I work as an independent translator. In the past, I also did IT work. Agreements on work to be performed are made by exchanging e-mails. Personal data appearing in such messages are: IP address, name and e-mail address of the client’s contact.
I read these e-mails, reply to them and save them.
Processing is necessary in order to take steps prior to entering into a contract, and for the performance of the contract. Point (b) of Article 6(1) of the GDPR.
Processing (including storage) is necessary in order to comply with the fiscal retention obligation. Point (c) of Article 6(1) of the GDPR. According to the Dutch page How long do you need to keep your records?, this period is 7 years.
My archive of client contacts supports my personal memories about my career, and therefore about my life, comparable to personal diary entries. My memory is still sharp, but it can fade. Pointers do help. Memories can be an inspiration for journalistic and/or literary expression.
Considering this, as a legal basis for the processing, in particular the storing of e-mails, I also invoke my legitimate interest (point f of Article 6(1) of the GDPR),y my fundamental right: “Freedom of expression and of information” based on Article 11 of the Charter, and the “Exemptions for journalistic purposes or academic, artistic or literary expression” in Article 43 of the Implementation Act.
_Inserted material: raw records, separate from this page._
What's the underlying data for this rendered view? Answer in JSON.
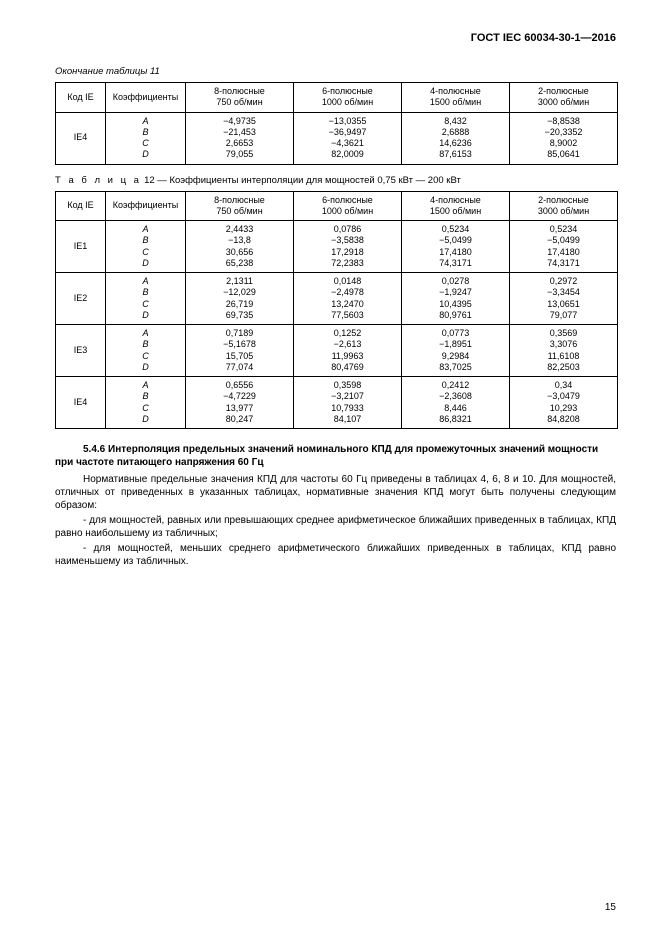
{
  "doc_title": "ГОСТ IEC 60034-30-1—2016",
  "page_number": "15",
  "table11": {
    "caption": "Окончание таблицы 11",
    "headers": {
      "code": "Код IE",
      "coef": "Коэффициенты",
      "c8": "8-полюсные\n750 об/мин",
      "c6": "6-полюсные\n1000 об/мин",
      "c4": "4-полюсные\n1500 об/мин",
      "c2": "2-полюсные\n3000 об/мин"
    },
    "row": {
      "code": "IE4",
      "coefs": "A\nB\nC\nD",
      "v8": "−4,9735\n−21,453\n2,6653\n79,055",
      "v6": "−13,0355\n−36,9497\n−4,3621\n82,0009",
      "v4": "8,432\n2,6888\n14,6236\n87,6153",
      "v2": "−8,8538\n−20,3352\n8,9002\n85,0641"
    }
  },
  "table12": {
    "caption_word": "Т а б л и ц а",
    "caption_rest": "  12 — Коэффициенты интерполяции для мощностей 0,75 кВт — 200 кВт",
    "headers": {
      "code": "Код IE",
      "coef": "Коэффициенты",
      "c8": "8-полюсные\n750 об/мин",
      "c6": "6-полюсные\n1000 об/мин",
      "c4": "4-полюсные\n1500 об/мин",
      "c2": "2-полюсные\n3000 об/мин"
    },
    "rows": [
      {
        "code": "IE1",
        "coefs": "A\nB\nC\nD",
        "v8": "2,4433\n−13,8\n30,656\n65,238",
        "v6": "0,0786\n−3,5838\n17,2918\n72,2383",
        "v4": "0,5234\n−5,0499\n17,4180\n74,3171",
        "v2": "0,5234\n−5,0499\n17,4180\n74,3171"
      },
      {
        "code": "IE2",
        "coefs": "A\nB\nC\nD",
        "v8": "2,1311\n−12,029\n26,719\n69,735",
        "v6": "0,0148\n−2,4978\n13,2470\n77,5603",
        "v4": "0,0278\n−1,9247\n10,4395\n80,9761",
        "v2": "0,2972\n−3,3454\n13,0651\n79,077"
      },
      {
        "code": "IE3",
        "coefs": "A\nB\nC\nD",
        "v8": "0,7189\n−5,1678\n15,705\n77,074",
        "v6": "0,1252\n−2,613\n11,9963\n80,4769",
        "v4": "0,0773\n−1,8951\n9,2984\n83,7025",
        "v2": "0,3569\n3,3076\n11,6108\n82,2503"
      },
      {
        "code": "IE4",
        "coefs": "A\nB\nC\nD",
        "v8": "0,6556\n−4,7229\n13,977\n80,247",
        "v6": "0,3598\n−3,2107\n10,7933\n84,107",
        "v4": "0,2412\n−2,3608\n8,446\n86,8321",
        "v2": "0,34\n−3,0479\n10,293\n84,8208"
      }
    ]
  },
  "section": {
    "heading": "5.4.6 Интерполяция предельных значений номинального КПД для промежуточных значений мощности при частоте питающего напряжения 60 Гц",
    "p1": "Нормативные предельные значения КПД для частоты 60 Гц приведены в таблицах 4, 6, 8 и 10. Для мощностей, отличных от приведенных в указанных таблицах, нормативные значения КПД могут быть получены следующим образом:",
    "p2": "- для мощностей, равных или превышающих среднее арифметическое ближайших приведенных в таблицах, КПД равно наибольшему из табличных;",
    "p3": "- для мощностей, меньших среднего арифметического ближайших приведенных в таблицах, КПД равно наименьшему из табличных."
  }
}
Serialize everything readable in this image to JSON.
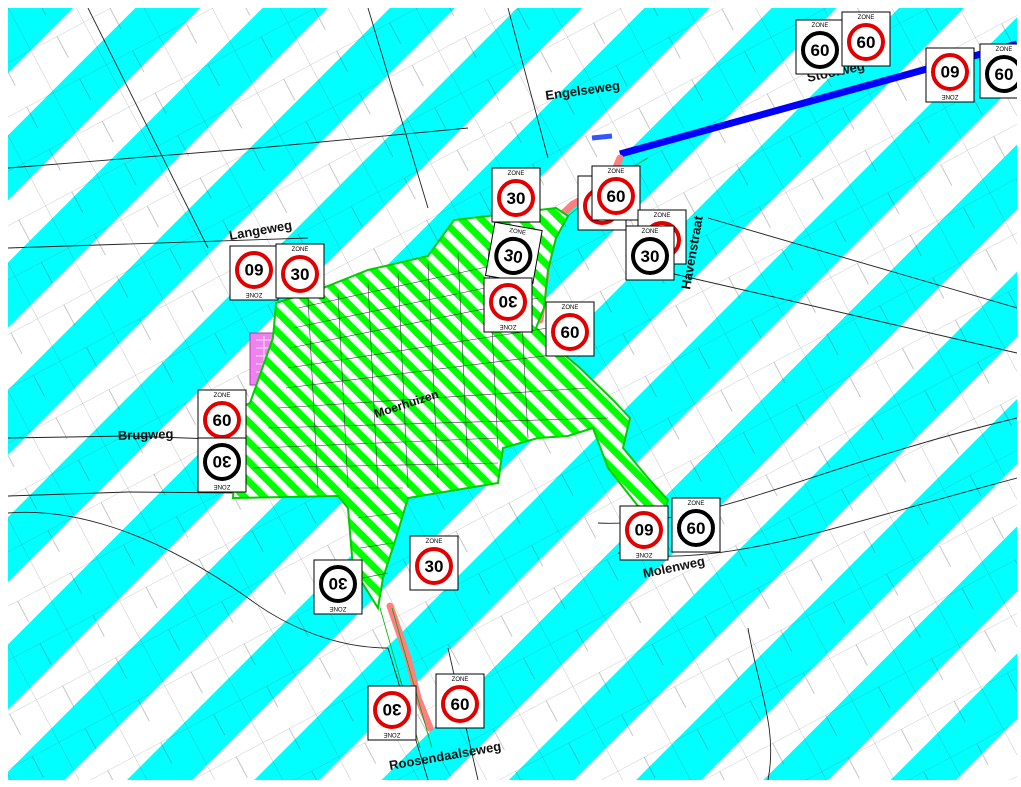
{
  "map": {
    "colors": {
      "zone_60_stripes": "#00ffff",
      "zone_30_hatch": "#00ff00",
      "road_red": "#ff8080",
      "road_blue": "#0000ff",
      "pink_area": "#ee82ee",
      "sign_red": "#e00000",
      "parcel_lines": "#333333"
    },
    "village_label": "Moerhuizen",
    "streets": [
      {
        "name": "Engelseweg"
      },
      {
        "name": "Stoofweg"
      },
      {
        "name": "Langeweg"
      },
      {
        "name": "Havenstraat"
      },
      {
        "name": "Brugweg"
      },
      {
        "name": "Molenweg"
      },
      {
        "name": "Roosendaalseweg"
      }
    ],
    "signs": [
      {
        "speed": "60",
        "zone": "ZONE",
        "style": "black-ring"
      },
      {
        "speed": "60",
        "zone": "ZONE",
        "style": "red-ring"
      },
      {
        "speed": "60",
        "zone": "ZONE",
        "style": "red-ring"
      },
      {
        "speed": "60",
        "zone": "ZONE",
        "style": "black-ring"
      },
      {
        "speed": "30",
        "zone": "ZONE",
        "style": "red-ring"
      },
      {
        "speed": "30",
        "zone": "ZONE",
        "style": "black-ring"
      },
      {
        "speed": "30",
        "zone": "ZONE",
        "style": "red-ring"
      },
      {
        "speed": "60",
        "zone": "ZONE",
        "style": "red-ring"
      },
      {
        "speed": "30",
        "zone": "ZONE",
        "style": "red-ring"
      },
      {
        "speed": "60",
        "zone": "ZONE",
        "style": "red-ring"
      },
      {
        "speed": "30",
        "zone": "ZONE",
        "style": "red-ring"
      },
      {
        "speed": "30",
        "zone": "ZONE",
        "style": "black-ring"
      },
      {
        "speed": "60",
        "zone": "ZONE",
        "style": "red-ring"
      },
      {
        "speed": "30",
        "zone": "ZONE",
        "style": "red-ring"
      },
      {
        "speed": "60",
        "zone": "ZONE",
        "style": "red-ring"
      },
      {
        "speed": "30",
        "zone": "ZONE",
        "style": "black-ring"
      },
      {
        "speed": "30",
        "zone": "ZONE",
        "style": "red-ring"
      },
      {
        "speed": "30",
        "zone": "ZONE",
        "style": "black-ring"
      },
      {
        "speed": "60",
        "zone": "ZONE",
        "style": "red-ring"
      },
      {
        "speed": "60",
        "zone": "ZONE",
        "style": "black-ring"
      },
      {
        "speed": "30",
        "zone": "ZONE",
        "style": "red-ring"
      },
      {
        "speed": "60",
        "zone": "ZONE",
        "style": "red-ring"
      }
    ]
  }
}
Seven years, based on 3.7.3 point (b) above.
After that: unlimited, based on 3.7.3 point (c) above.
When replying to messages, the author’s name and e-mail address are used to indicate the parts of the text which are cited for confirmation. These personal details are returned to the e-mail address that they came from.
My email archive is on my laptop, in a so-called data container encrypted with BestCrypt Container Encryption by the Finnish company Jetico.
I regularly back up the containers on external storage media. Encryption is then retained.
The texts I translate on behalf of others are mostly of a technical nature. The texts themselves hardly ever contain any personal data. Yet, whenever that is the case, I will pay special attention to them.
The personal data will appear in appropriate places in the translated text, on the basis of where they were in the original. Originals and translations are stored. When saving translation segment pairs in translation memories, I will anonymise them as soon as possible.
Processing is necessary for the performance of the contract. Point (b) of Article 6(1) of the GDPR.
Processing (including storage) is necessary in order to comply with the fiscal retention obligation. Point (c) of Article 6(1) of the GDPR. According to the Dutch page How long do you need to keep your records?, this period is 7 years.
For as long as necessary, in view of points 3.8.3(a) and (b) above.
The translation of the source text, including the personal data, is passed on to the client who provided me with the source text.
Translation files are on my laptop, in a so-called data container encrypted with BestCrypt Container Encryption by the Finnish company Jetico.
I regularly back up the containers on external storage media. Encryption is then retained.